Changes in the biofuel blending mandates are also poised to increase demand for agricultural commodities. The US is home to the world’s largest biofuel market. The Biden administration is ordering refiners to boost the use of biofuels such as corn-based ethanol. The US Environmental Protection Agency (EPA) is requiring refiners to mix 20.63 billion gallons of renewable fuels into gasoline and diesel this year, marking a 9.5% increase over last year’s target. This will put pressure on refiners to blend more biofuel into their gasoline production this year, resulting in a net positive impact on the biofuels industry. Grains such as corn stand to benefit owing to their high starch content and relatively easy conversion to ethanol. Amidst waning stockpiles of diesel, Brazil is also considering increasing the biodiesel blend to 15% from 10% (i.e. the amount of soybean oil blended into trucking fuel). This has the potential to bolster demand for soybeans at a time when soybeans are already in short supply due to droughts in South America and US plantings trail last year’s pace.

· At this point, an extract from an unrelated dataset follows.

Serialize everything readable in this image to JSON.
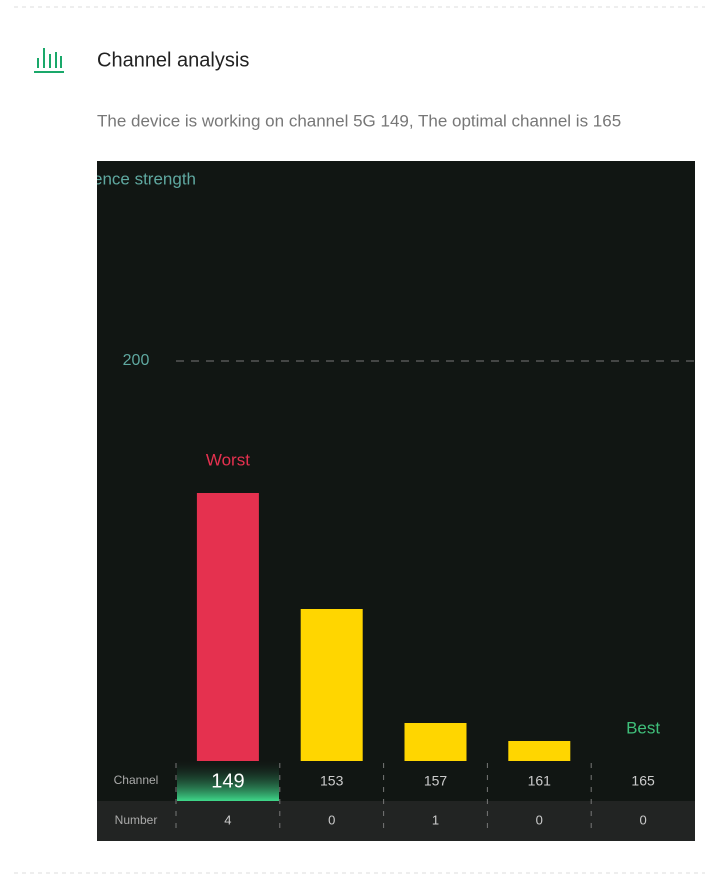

Rising fertiliser costs are weakening demand, in turn lowering yields

The Russia-Ukraine conflict has caused disruptions in fertiliser production and material price increases, which has put farmer margins and agricultural yields at risk elsewhere, driving the prices of most agricultural commodities higher. Russia and Ukraine account for a significant share of the global fertiliser trade. Russia produces 9% of global nitrogen fertiliser, 10% of global phosphate fertiliser, and 20% of global potash fertiliser. It exports more than two thirds of its production of each product. Belarus produces an additional 17% of global potash and exports most of it.

Owing to its high soil quality, Argentina tends to use less fertilisers, but Brazil (the world’s largest importer of fertilisers) of which 85% of its needs are imported, is likely to feel the impact more. Russia alone accounts for 25% of Brazil’s total fertiliser imports. Farmers can also plant more soybeans, which require less fertilisers than corn. The US and global corn balance are set to continue to tighten, which suggests that the current high price environment is set to linger. The high prices and low availability of fertilisers is making farmers reduce usage and is also resulting in lower fertiliser prices similar to the trend witnessed back in 2008.

Ammonia prices
Source: Bloomberg, WisdomTree as of 27 May 2022.

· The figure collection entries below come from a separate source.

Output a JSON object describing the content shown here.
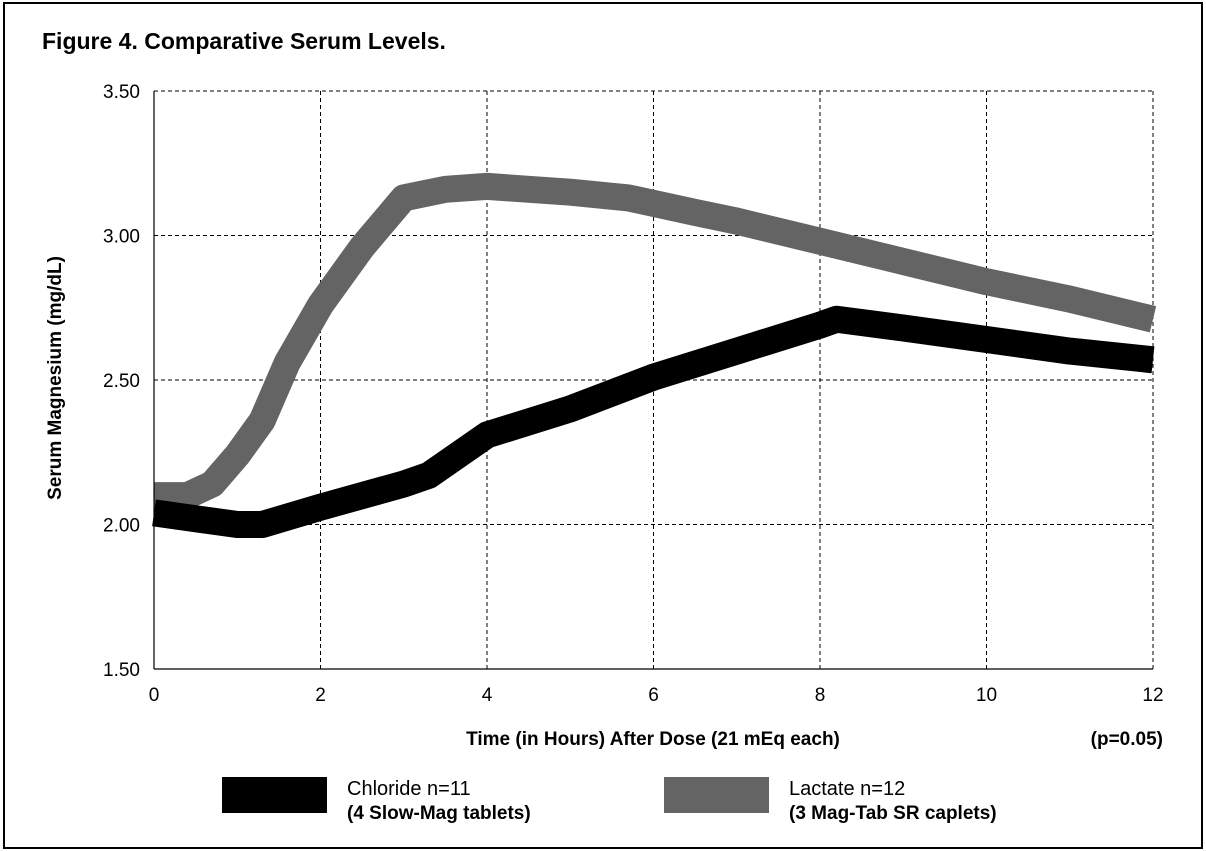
{
  "chart_data": {
    "type": "line",
    "title": "Figure 4. Comparative Serum Levels.",
    "xlabel": "Time (in Hours) After Dose (21 mEq each)",
    "ylabel": "Serum Magnesium (mg/dL)",
    "annotation": "(p=0.05)",
    "xlim": [
      0,
      12
    ],
    "ylim": [
      1.5,
      3.5
    ],
    "x_ticks": [
      "0",
      "2",
      "4",
      "6",
      "8",
      "10",
      "12"
    ],
    "y_ticks": [
      "1.50",
      "2.00",
      "2.50",
      "3.00",
      "3.50"
    ],
    "grid": true,
    "series": [
      {
        "name": "Chloride n=11",
        "detail": "(4 Slow-Mag tablets)",
        "color": "#000000",
        "x": [
          0,
          0.5,
          1.0,
          1.3,
          2.0,
          3.0,
          3.3,
          4.0,
          5.0,
          6.0,
          7.0,
          8.0,
          8.2,
          9.0,
          10.0,
          11.0,
          12.0
        ],
        "y": [
          2.04,
          2.02,
          2.0,
          2.0,
          2.06,
          2.14,
          2.17,
          2.31,
          2.4,
          2.51,
          2.6,
          2.69,
          2.71,
          2.68,
          2.64,
          2.6,
          2.57
        ]
      },
      {
        "name": "Lactate n=12",
        "detail": "(3 Mag-Tab SR caplets)",
        "color": "#646464",
        "x": [
          0,
          0.4,
          0.7,
          1.0,
          1.3,
          1.6,
          2.0,
          2.5,
          3.0,
          3.5,
          4.0,
          5.0,
          5.7,
          6.5,
          7.0,
          8.0,
          9.0,
          10.0,
          11.0,
          12.0
        ],
        "y": [
          2.1,
          2.1,
          2.14,
          2.24,
          2.36,
          2.56,
          2.76,
          2.96,
          3.13,
          3.16,
          3.17,
          3.15,
          3.13,
          3.08,
          3.05,
          2.98,
          2.91,
          2.84,
          2.78,
          2.71
        ]
      }
    ],
    "legend_position": "bottom"
  }
}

Speculative positioning garnering momentum among agricultural commodities 

According to data from the Commodity Futures Trading Commission (CFTC), net speculative positioning in agricultural commodities has risen considerably since the covid pandemic. Tighter supply coupled with stockpiling by national governments concerned about food security has led to a rise in agricultural commodity prices. Not only has net speculative positioning on agricultural commodities risen versus its own history but also in comparison to other commodity subsectors, as illustrated in the chart below:

Speculative positions
Source: WisdomTree, CFTC, Bloomberg as of 25 May 2022.

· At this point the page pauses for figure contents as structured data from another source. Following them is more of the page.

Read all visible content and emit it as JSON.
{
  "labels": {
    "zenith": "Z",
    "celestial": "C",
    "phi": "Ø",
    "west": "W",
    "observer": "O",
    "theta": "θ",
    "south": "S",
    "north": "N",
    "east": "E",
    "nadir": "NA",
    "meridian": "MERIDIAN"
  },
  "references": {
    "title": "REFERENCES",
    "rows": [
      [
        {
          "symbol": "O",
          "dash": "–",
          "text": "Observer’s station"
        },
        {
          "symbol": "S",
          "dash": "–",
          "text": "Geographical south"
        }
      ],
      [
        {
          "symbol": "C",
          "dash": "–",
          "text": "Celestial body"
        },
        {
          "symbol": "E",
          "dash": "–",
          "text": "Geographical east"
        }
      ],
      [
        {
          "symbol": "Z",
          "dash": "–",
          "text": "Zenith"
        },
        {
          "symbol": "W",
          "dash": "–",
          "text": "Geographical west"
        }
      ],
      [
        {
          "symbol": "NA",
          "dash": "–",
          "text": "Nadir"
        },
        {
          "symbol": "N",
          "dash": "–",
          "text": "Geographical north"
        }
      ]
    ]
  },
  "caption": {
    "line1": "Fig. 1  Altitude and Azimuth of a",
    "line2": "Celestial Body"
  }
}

Adverse weather conditions impact agricultural commodities

El Niño and La Niña are the warm and cool phases of a recurring climate pattern across the tropical Pacific—the El Niño-Southern Oscillation, or “ENSO” for short. The pattern shifts back and forth irregularly every two to seven years, and each phase triggers predictable disruptions of temperature, precipitation. The current La Niña has been around since October 2021. It has been responsible for the South American droughts, milder weather in Southern parts of US and heavy rainfalls across the Pacific Northwest. There is a 51% chance La Niña could continue into the December to February period, with those odds down from last month’s forecast of 58% according to the US climate prediction centre. The waters across the equatorial Pacific Ocean are expected to stay cool or be close to normal between June and September, which means the influence on weather patterns won’t be enough to disrupt tropical storms and hurricanes in the Atlantic.  

Conclusion

Agricultural commodities have posted a strong performance in 2022. Yet there remain plenty of factors that could drive the performance of this commodity subsector even higher. Agricultural commodities are unique owing to their high dependence on weather conditions that make them volatile but also offer diversification benefits.